Ja, und dieser Canio war dann wohl Grund für viele, sich diesen Opernabend anzusehen, und was gut und gern hätte schiefgehen können, wurde zum Ereignis. Neil Shicoff ist ein Sänger, der nicht aufgibt. Immer schon war seine Stimme ein “Charaktertenor”, ideal bei Britten, Ausnahmerollen wie dem Eleazar, auch im russischen Fach exzellent. Nie hat er sich abhalten lassen, ein italienisches Repertoire zu singen, dessen Belcanto-Anforderungen er nie erfüllte, stets durch Ausdruck, Charakter, Persönlichkeit kompensierte, wie ein großer Künstler sie eben zu bieten hat. Demnächst geht er an die Volksoper, um eine Rolle zu verkörpern, die ihm in der Staatsoper nie untergekommen ist, den Kalaf in “Turandot”.

Und nun, mit 65, sang er an der Wiener Staatsoper erstmals den Canio (möglicherweise überhaupt zum ersten Mal?). Es war hörbar ein Gewaltakt, aber es war auch ein Kraftakt, der belohnt wurde. Ohne viel “Stimme”, aber mit Technik, mit Anstrengung und eiserner Entschlossenheit “sang” er die Rolle, stemmte die Höhen, erzeugte Leidenschaft. Der durchaus ältere Herr mit den grauen Locken tobte sich Verzweiflung von der Seele. Nicht schön anzuhören, aber so eindrucksvoll anzusehen, dass das Publikum helle Begeisterung zeigte. Unsere Welt liebt die Kämpfer, die nicht aufgeben…

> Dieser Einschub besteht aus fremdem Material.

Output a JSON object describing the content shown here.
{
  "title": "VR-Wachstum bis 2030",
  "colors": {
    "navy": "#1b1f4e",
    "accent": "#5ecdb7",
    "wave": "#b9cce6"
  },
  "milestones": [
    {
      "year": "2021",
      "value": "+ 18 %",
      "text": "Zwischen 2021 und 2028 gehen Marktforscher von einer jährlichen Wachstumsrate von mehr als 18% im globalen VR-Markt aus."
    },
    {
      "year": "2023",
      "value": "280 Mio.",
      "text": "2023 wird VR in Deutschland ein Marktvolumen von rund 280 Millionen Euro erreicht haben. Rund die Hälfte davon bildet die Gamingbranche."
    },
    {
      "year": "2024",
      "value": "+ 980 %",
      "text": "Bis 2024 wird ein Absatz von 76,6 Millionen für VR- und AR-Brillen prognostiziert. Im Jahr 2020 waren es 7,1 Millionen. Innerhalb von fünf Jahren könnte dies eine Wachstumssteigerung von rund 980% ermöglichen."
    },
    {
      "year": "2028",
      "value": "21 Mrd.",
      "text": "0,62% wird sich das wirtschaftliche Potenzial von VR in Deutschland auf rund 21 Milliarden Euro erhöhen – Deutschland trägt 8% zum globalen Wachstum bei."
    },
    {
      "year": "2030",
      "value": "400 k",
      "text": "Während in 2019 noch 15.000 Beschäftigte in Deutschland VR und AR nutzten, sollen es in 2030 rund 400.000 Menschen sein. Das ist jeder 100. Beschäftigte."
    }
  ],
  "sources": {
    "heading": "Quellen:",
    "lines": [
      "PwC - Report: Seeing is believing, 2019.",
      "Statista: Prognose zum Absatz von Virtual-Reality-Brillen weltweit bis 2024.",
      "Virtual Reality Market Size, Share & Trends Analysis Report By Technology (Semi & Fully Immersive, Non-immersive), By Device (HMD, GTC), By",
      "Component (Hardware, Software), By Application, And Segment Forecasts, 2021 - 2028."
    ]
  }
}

Freilich, wenn Carlos Osuna als Beppo auf der “Bühne” das Ständchen des Arlecchino sang, dann hörte man, wie eine “normale” Tenorstimme klingen kann und wohl auch soll. Aber was Shicoff unternommen hat, spielte sich einfach in einer anderen Preisklasse ab, in einer Opern-Parallelwelt, wo andere Gesetze jenseits des Üblichen gelten.

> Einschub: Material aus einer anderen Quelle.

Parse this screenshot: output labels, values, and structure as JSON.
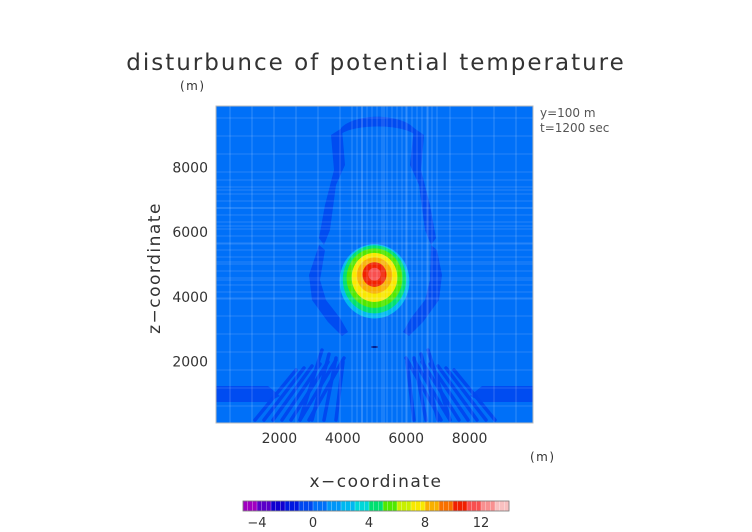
{
  "chart_data": {
    "type": "heatmap",
    "title": "disturbunce of potential temperature",
    "title_unit": "(m)",
    "xlabel": "x−coordinate",
    "ylabel": "z−coordinate",
    "x_unit": "(m)",
    "xlim": [
      0,
      10000
    ],
    "ylim": [
      100,
      9900
    ],
    "x_ticks": [
      "2000",
      "4000",
      "6000",
      "8000"
    ],
    "x_tick_values": [
      2000,
      4000,
      6000,
      8000
    ],
    "y_ticks": [
      "2000",
      "4000",
      "6000",
      "8000"
    ],
    "y_tick_values": [
      2000,
      4000,
      6000,
      8000
    ],
    "annotations": [
      "y=100  m",
      "t=1200 sec"
    ],
    "background_value": 0,
    "bubble": {
      "center_x": 5000,
      "center_z": 4600,
      "rings": [
        {
          "rx": 1100,
          "rz": 1150,
          "value": 2.5,
          "dz": -120
        },
        {
          "rx": 1000,
          "rz": 1050,
          "value": 4,
          "dz": -60
        },
        {
          "rx": 880,
          "rz": 920,
          "value": 5.5,
          "dz": -20
        },
        {
          "rx": 720,
          "rz": 760,
          "value": 7,
          "dz": 0
        },
        {
          "rx": 560,
          "rz": 560,
          "value": 8.5,
          "dz": 60
        },
        {
          "rx": 380,
          "rz": 380,
          "value": 10,
          "dz": 90
        },
        {
          "rx": 200,
          "rz": 200,
          "value": 11.5,
          "dz": 100
        }
      ]
    },
    "colorbar": {
      "min": -5,
      "max": 14,
      "tick_labels": [
        "−4",
        "0",
        "4",
        "8",
        "12"
      ],
      "tick_values": [
        -4,
        0,
        4,
        8,
        12
      ],
      "levels": [
        {
          "value": -5,
          "color": "#a000c0"
        },
        {
          "value": -4,
          "color": "#5a00c8"
        },
        {
          "value": -3,
          "color": "#1000d0"
        },
        {
          "value": -2,
          "color": "#0018e0"
        },
        {
          "value": -1,
          "color": "#0048f0"
        },
        {
          "value": 0,
          "color": "#0070f8"
        },
        {
          "value": 1,
          "color": "#0096f8"
        },
        {
          "value": 2,
          "color": "#00b8f0"
        },
        {
          "value": 3,
          "color": "#00d8d8"
        },
        {
          "value": 4,
          "color": "#00e070"
        },
        {
          "value": 5,
          "color": "#50e800"
        },
        {
          "value": 6,
          "color": "#c8f000"
        },
        {
          "value": 7,
          "color": "#f8e800"
        },
        {
          "value": 8,
          "color": "#f8b000"
        },
        {
          "value": 9,
          "color": "#f87000"
        },
        {
          "value": 10,
          "color": "#f02000"
        },
        {
          "value": 11,
          "color": "#f85050"
        },
        {
          "value": 12,
          "color": "#f89090"
        },
        {
          "value": 13,
          "color": "#f8c0c0"
        }
      ]
    }
  }
}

Paolo Carignani gab dem Verismo diesmal sein volles Recht,  zumal die “Cavalleria” klang brutal (nur das Zwischenspiel war von schönster Gespanntheit). Im “Bajazzo” hatte der Dirigent dann auch Mitgefühl mit den lyrischen Passagen. Wieder sehr ordentliches Repertoire aus dem Orchestergraben – an einem unebenen, aber keinesfalls überraschungsfreien Abend.